Atypical p38 Signaling, Activation, and Implications for Disease

Abstract

The mitogen-activated protein kinase (MAPK) p38 is an essential family of kinases, regulating responses to environmental stress and inflammation. There is an ever-increasing plethora of physiological and pathophysiological conditions attributed to p38 activity, ranging from cell division and embryonic development to the control of a multitude of diseases including retinal, cardiovascular, and neurodegenerative diseases, diabetes, and cancer. Despite the decades of intense investigation, a viable therapeutic approach to disrupt p38 signaling remains elusive. A growing body of evidence supports the pathological significance of an understudied atypical p38 signaling pathway. Atypical p38 signaling is driven by a direct interaction between the adaptor protein TAB1 and p38α, driving p38 autophosphorylation independent from the classical MKK3 and MKK6 pathways. Unlike the classical MKK3/6 signaling pathway, atypical signaling is selective for just p38α, and at present has only been characterized during pathophysiological stimulation. Recent studies have linked atypical signaling to dermal and vascular inflammation, myocardial ischemia, cancer metastasis, diabetes, complications during pregnancy, and bacterial and viral infections. Additional studies are required to fully understand how, when, where, and why atypical p38 signaling is induced. Furthermore, the development of selective TAB1-p38 inhibitors represents an exciting new opportunity to selectively inhibit pathological p38 signaling in a wide array of diseases.

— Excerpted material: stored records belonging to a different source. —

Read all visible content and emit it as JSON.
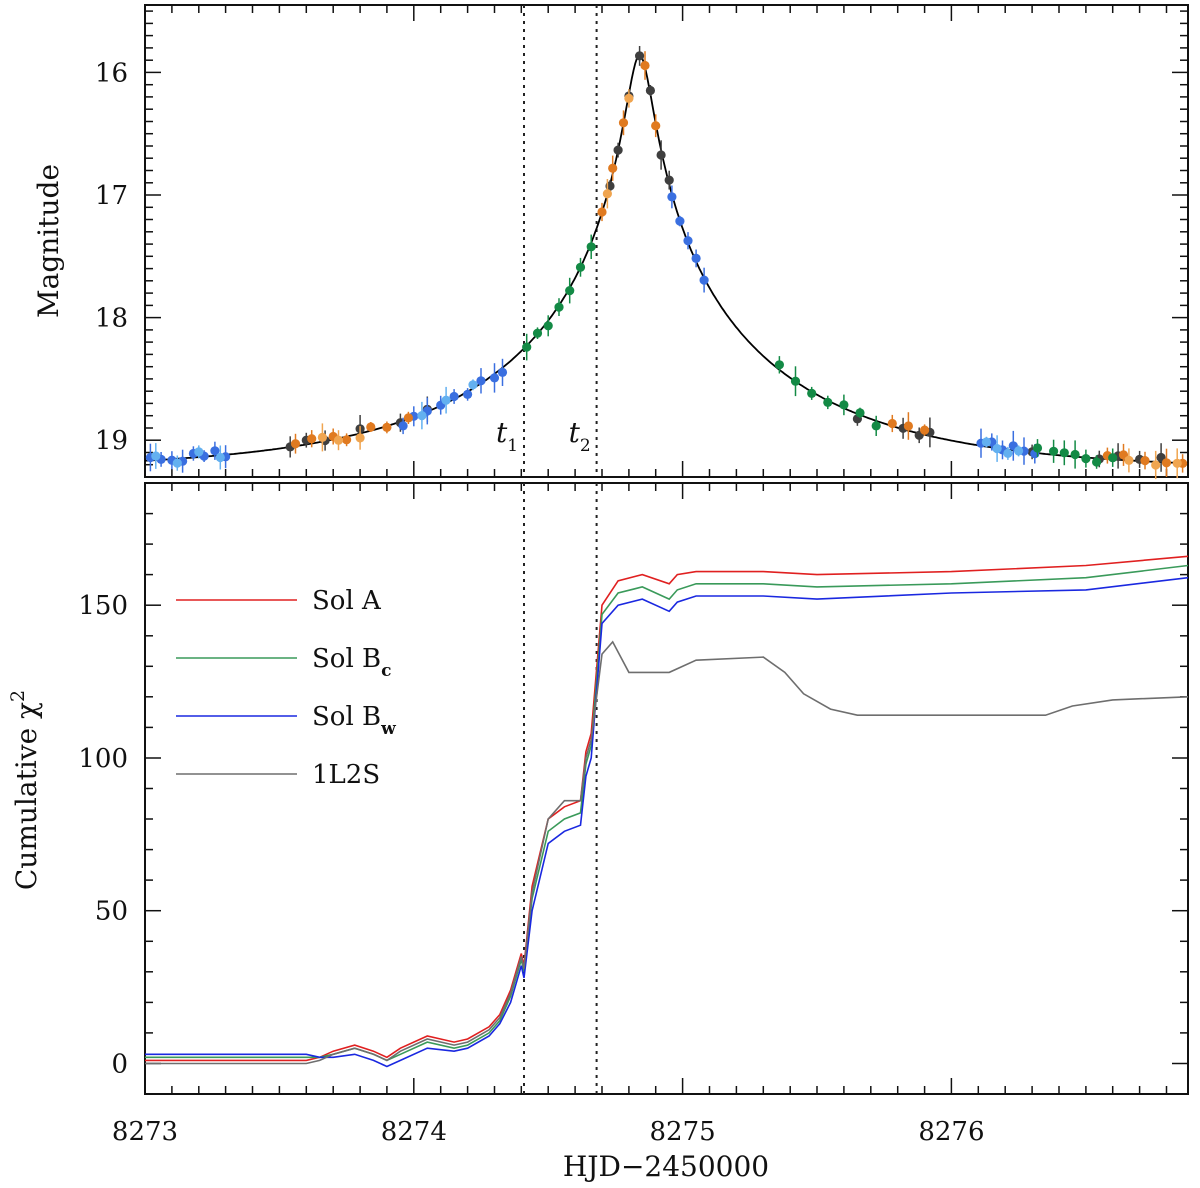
{
  "chart_data": [
    {
      "type": "scatter",
      "panel": "top",
      "ylabel": "Magnitude",
      "xlabel": "",
      "xlim": [
        8273.0,
        8276.88
      ],
      "ylim": [
        19.3,
        15.45
      ],
      "yticks": [
        16,
        17,
        18,
        19
      ],
      "ytick_labels": [
        "16",
        "17",
        "18",
        "19"
      ],
      "annotations": [
        {
          "id": "t1",
          "text": "t",
          "sub": "1",
          "x": 8274.41
        },
        {
          "id": "t2",
          "text": "t",
          "sub": "2",
          "x": 8274.68
        }
      ],
      "model_curve": {
        "name": "model",
        "color": "#000000",
        "t0": 8274.84,
        "u0": 0.044,
        "tE": 1.02,
        "mag_peak": 15.86
      },
      "series": [
        {
          "name": "dataset-gray",
          "color": "#3f3f3f",
          "x": [
            8273.54,
            8273.6,
            8273.67,
            8273.8,
            8273.95,
            8274.05,
            8274.73,
            8274.76,
            8274.8,
            8274.84,
            8274.88,
            8274.92,
            8274.95,
            8275.65,
            8275.82,
            8275.88,
            8275.92,
            8276.3,
            8276.55,
            8276.62,
            8276.7,
            8276.78
          ]
        },
        {
          "name": "dataset-blue",
          "color": "#3a6fe0",
          "x": [
            8273.02,
            8273.06,
            8273.1,
            8273.14,
            8273.18,
            8273.22,
            8273.26,
            8273.3,
            8273.96,
            8274.0,
            8274.05,
            8274.1,
            8274.15,
            8274.2,
            8274.25,
            8274.3,
            8274.33,
            8274.96,
            8274.99,
            8275.02,
            8275.05,
            8275.08,
            8276.11,
            8276.15,
            8276.19,
            8276.23,
            8276.27,
            8276.31
          ]
        },
        {
          "name": "dataset-light-blue",
          "color": "#63b0f0",
          "x": [
            8273.04,
            8273.12,
            8273.2,
            8273.28,
            8274.03,
            8274.12,
            8274.22,
            8276.13,
            8276.17,
            8276.21,
            8276.25
          ]
        },
        {
          "name": "dataset-orange",
          "color": "#e07a20",
          "x": [
            8273.56,
            8273.62,
            8273.7,
            8273.75,
            8273.84,
            8273.9,
            8273.98,
            8274.7,
            8274.74,
            8274.78,
            8274.86,
            8274.9,
            8275.78,
            8275.84,
            8275.9,
            8276.58,
            8276.64,
            8276.72,
            8276.8,
            8276.86
          ]
        },
        {
          "name": "dataset-light-orange",
          "color": "#f0a550",
          "x": [
            8273.66,
            8273.72,
            8273.8,
            8274.72,
            8274.8,
            8276.66,
            8276.76,
            8276.84
          ]
        },
        {
          "name": "dataset-green",
          "color": "#138a45",
          "x": [
            8274.42,
            8274.46,
            8274.5,
            8274.54,
            8274.58,
            8274.62,
            8274.66,
            8275.36,
            8275.42,
            8275.48,
            8275.54,
            8275.6,
            8275.66,
            8275.72,
            8276.32,
            8276.38,
            8276.42,
            8276.46,
            8276.5,
            8276.54,
            8276.6
          ]
        }
      ]
    },
    {
      "type": "line",
      "panel": "bottom",
      "xlabel": "HJD−2450000",
      "ylabel": "Cumulative χ",
      "ylabel_sup": "2",
      "xlim": [
        8273.0,
        8276.88
      ],
      "ylim": [
        -10,
        190
      ],
      "xticks": [
        8273,
        8274,
        8275,
        8276
      ],
      "xtick_labels": [
        "8273",
        "8274",
        "8275",
        "8276"
      ],
      "yticks": [
        0,
        50,
        100,
        150
      ],
      "ytick_labels": [
        "0",
        "50",
        "100",
        "150"
      ],
      "legend_position": "upper-left",
      "series": [
        {
          "name": "Sol A",
          "label_main": "Sol  A",
          "label_sub": "",
          "color": "#e02020",
          "x": [
            8273.0,
            8273.6,
            8273.65,
            8273.7,
            8273.78,
            8273.85,
            8273.9,
            8273.95,
            8274.05,
            8274.15,
            8274.2,
            8274.28,
            8274.32,
            8274.36,
            8274.4,
            8274.41,
            8274.44,
            8274.5,
            8274.56,
            8274.62,
            8274.64,
            8274.66,
            8274.7,
            8274.76,
            8274.85,
            8274.95,
            8274.98,
            8275.05,
            8275.3,
            8275.5,
            8276.0,
            8276.5,
            8276.88
          ],
          "values": [
            1,
            1,
            2,
            4,
            6,
            4,
            2,
            5,
            9,
            7,
            8,
            12,
            16,
            24,
            36,
            32,
            58,
            80,
            84,
            86,
            102,
            108,
            150,
            158,
            160,
            157,
            160,
            161,
            161,
            160,
            161,
            163,
            166
          ]
        },
        {
          "name": "Sol Bc",
          "label_main": "Sol  B",
          "label_sub": "c",
          "color": "#3a9a5a",
          "x": [
            8273.0,
            8273.6,
            8273.65,
            8273.7,
            8273.78,
            8273.85,
            8273.9,
            8273.95,
            8274.05,
            8274.15,
            8274.2,
            8274.28,
            8274.32,
            8274.36,
            8274.4,
            8274.41,
            8274.44,
            8274.5,
            8274.56,
            8274.62,
            8274.64,
            8274.66,
            8274.7,
            8274.76,
            8274.85,
            8274.95,
            8274.98,
            8275.05,
            8275.3,
            8275.5,
            8276.0,
            8276.5,
            8276.88
          ],
          "values": [
            2,
            2,
            2,
            3,
            5,
            3,
            1,
            3,
            7,
            5,
            6,
            10,
            14,
            22,
            34,
            30,
            54,
            76,
            80,
            82,
            98,
            104,
            147,
            154,
            156,
            152,
            155,
            157,
            157,
            156,
            157,
            159,
            163
          ]
        },
        {
          "name": "Sol Bw",
          "label_main": "Sol  B",
          "label_sub": "w",
          "color": "#1a28e0",
          "x": [
            8273.0,
            8273.6,
            8273.65,
            8273.7,
            8273.78,
            8273.85,
            8273.9,
            8273.95,
            8274.05,
            8274.15,
            8274.2,
            8274.28,
            8274.32,
            8274.36,
            8274.4,
            8274.41,
            8274.44,
            8274.5,
            8274.56,
            8274.62,
            8274.64,
            8274.66,
            8274.7,
            8274.76,
            8274.85,
            8274.95,
            8274.98,
            8275.05,
            8275.3,
            8275.5,
            8276.0,
            8276.5,
            8276.88
          ],
          "values": [
            3,
            3,
            2,
            2,
            3,
            1,
            -1,
            1,
            5,
            4,
            5,
            9,
            13,
            20,
            32,
            28,
            50,
            72,
            76,
            78,
            94,
            100,
            144,
            150,
            152,
            148,
            151,
            153,
            153,
            152,
            154,
            155,
            159
          ]
        },
        {
          "name": "1L2S",
          "label_main": "1L2S",
          "label_sub": "",
          "color": "#6e6e6e",
          "x": [
            8273.0,
            8273.6,
            8273.65,
            8273.7,
            8273.78,
            8273.85,
            8273.9,
            8273.95,
            8274.05,
            8274.15,
            8274.2,
            8274.28,
            8274.32,
            8274.36,
            8274.4,
            8274.41,
            8274.44,
            8274.5,
            8274.56,
            8274.62,
            8274.64,
            8274.66,
            8274.7,
            8274.74,
            8274.8,
            8274.95,
            8275.05,
            8275.3,
            8275.38,
            8275.45,
            8275.55,
            8275.65,
            8276.0,
            8276.35,
            8276.45,
            8276.6,
            8276.88
          ],
          "values": [
            0,
            0,
            1,
            3,
            5,
            3,
            1,
            4,
            8,
            6,
            7,
            11,
            15,
            23,
            35,
            31,
            56,
            80,
            86,
            86,
            100,
            106,
            134,
            138,
            128,
            128,
            132,
            133,
            128,
            121,
            116,
            114,
            114,
            114,
            117,
            119,
            120
          ]
        }
      ]
    }
  ]
}
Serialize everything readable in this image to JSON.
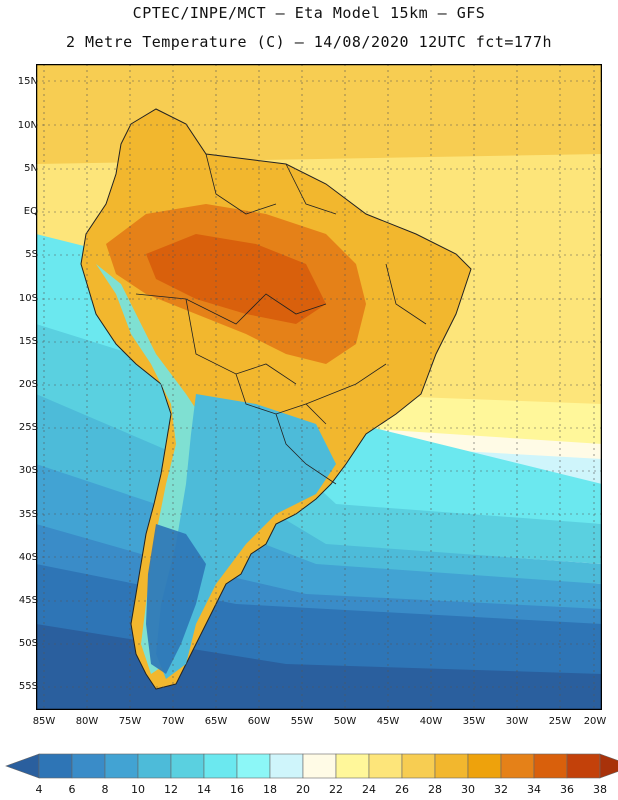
{
  "header": {
    "line1": "CPTEC/INPE/MCT –  Eta Model 15km – GFS",
    "line2": "2 Metre Temperature (C) – 14/08/2020 12UTC fct=177h"
  },
  "map": {
    "region": "South America",
    "lat_ticks": [
      "15N",
      "10N",
      "5N",
      "EQ",
      "5S",
      "10S",
      "15S",
      "20S",
      "25S",
      "30S",
      "35S",
      "40S",
      "45S",
      "50S",
      "55S"
    ],
    "lon_ticks": [
      "85W",
      "80W",
      "75W",
      "70W",
      "65W",
      "60W",
      "55W",
      "50W",
      "45W",
      "40W",
      "35W",
      "30W",
      "25W",
      "20W"
    ]
  },
  "legend": {
    "levels": [
      "4",
      "6",
      "8",
      "10",
      "12",
      "14",
      "16",
      "18",
      "20",
      "22",
      "24",
      "26",
      "28",
      "30",
      "32",
      "34",
      "36",
      "38"
    ],
    "colors": [
      "#2a5f9e",
      "#2e75b6",
      "#3a8cc8",
      "#42a3d3",
      "#4dbbd9",
      "#5ad0e0",
      "#6be8ef",
      "#8cf7f7",
      "#cff5fb",
      "#fffbe6",
      "#fff79a",
      "#fde57a",
      "#f7cd52",
      "#f2b72e",
      "#eea20c",
      "#e58118",
      "#d9600c",
      "#c3410a",
      "#a8320a"
    ]
  }
}
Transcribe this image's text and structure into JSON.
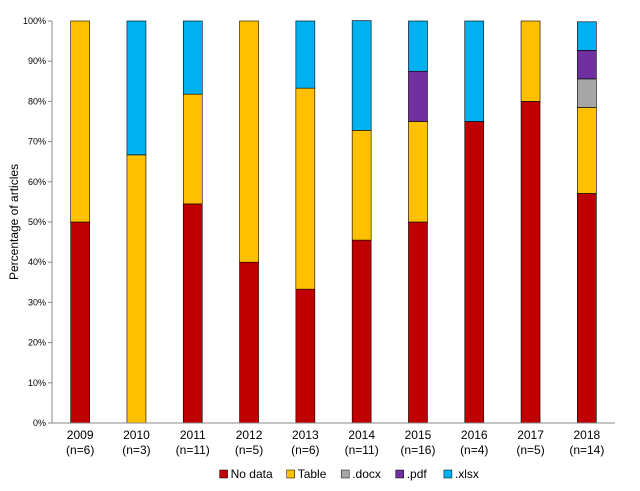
{
  "chart_data": {
    "type": "bar",
    "stacked": true,
    "title": "",
    "xlabel": "",
    "ylabel": "Percentage of articles",
    "ylim": [
      0,
      100
    ],
    "y_tick_labels": [
      "0%",
      "10%",
      "20%",
      "30%",
      "40%",
      "50%",
      "60%",
      "70%",
      "80%",
      "90%",
      "100%"
    ],
    "categories": [
      {
        "year": "2009",
        "n": "(n=6)"
      },
      {
        "year": "2010",
        "n": "(n=3)"
      },
      {
        "year": "2011",
        "n": "(n=11)"
      },
      {
        "year": "2012",
        "n": "(n=5)"
      },
      {
        "year": "2013",
        "n": "(n=6)"
      },
      {
        "year": "2014",
        "n": "(n=11)"
      },
      {
        "year": "2015",
        "n": "(n=16)"
      },
      {
        "year": "2016",
        "n": "(n=4)"
      },
      {
        "year": "2017",
        "n": "(n=5)"
      },
      {
        "year": "2018",
        "n": "(n=14)"
      }
    ],
    "series": [
      {
        "name": "No data",
        "color": "#c00000",
        "values": [
          50,
          0,
          54.5,
          40,
          33.3,
          45.5,
          50,
          75,
          80,
          57.1
        ]
      },
      {
        "name": "Table",
        "color": "#ffc000",
        "values": [
          50,
          66.7,
          27.3,
          60,
          50,
          27.3,
          25,
          0,
          20,
          21.4
        ]
      },
      {
        "name": ".docx",
        "color": "#a6a6a6",
        "values": [
          0,
          0,
          0,
          0,
          0,
          0,
          0,
          0,
          0,
          7.1
        ]
      },
      {
        "name": ".pdf",
        "color": "#7030a0",
        "values": [
          0,
          0,
          0,
          0,
          0,
          0,
          12.5,
          0,
          0,
          7.1
        ]
      },
      {
        "name": ".xlsx",
        "color": "#00b0f0",
        "values": [
          0,
          33.3,
          18.2,
          0,
          16.7,
          27.3,
          12.5,
          25,
          0,
          7.1
        ]
      }
    ],
    "legend_position": "bottom"
  }
}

Keywords: GPCRs; MAPK; atypical signaling; kinases; mechanisms; p38; vascular disease.

Figure 1

Mechanisms of mitogen-activated protein kinase (MAPK) p38 activation: (A) Inflammatory ligands and environmental stress trigger the activation of a three-tiered kinase cascade. Environmental or inflammatory ligands induce the activation of MAP3Ks through a complex array of different mechanisms. MAP3Ks then activate the critical MAP2Ks, MKK3, MKK6, or (less commonly) MKK4. These MAP2Ks can then differentially activate the four isoforms of p38 (α, β, γ, and δ). (B) The known mechanisms for atypical p38 signaling are (i) GPCR stimulation triggers G-protein dependent c-Src phospho-activation of the E3 ubiquitin ligase neural precursor cell expressed developmentally downregulated 4-2 (NEDD4-2). GPCRs recruit and are ubiquitinated by NEDD4-2. K63 ubiquitin chains recruit the ubiquitin-binding adaptor protein TAK1-binding protein 2 (TAB2). In turn, TAB2 then recruits TAB1, which binds and induces autophosphorylation of p38α. (ii) Oxidative stress triggers TGFβ activation, which drives TAB1 and p38 activation, although the exact mechanism is unclear. (iii) Ischemia or hypoxia events drive activation of AMP-activated protein kinase (AMPK), which in turn promotes the formation of the TAB1-p38α complex and p38α autophosphorylation. This process is negatively regulated by the heat shock protein 90 (HSP90)-Cdc37 complex. (C) T-cell receptor (TCR) ligation to major histocompatibility complex (MHC) drives intracellular activation of the src-family zeta-chain-associated protein kinase 70 (Zap70). Zap70 phosphorylates p38 at tyrosine 323, enabling autophosphorylation of p38α, or β.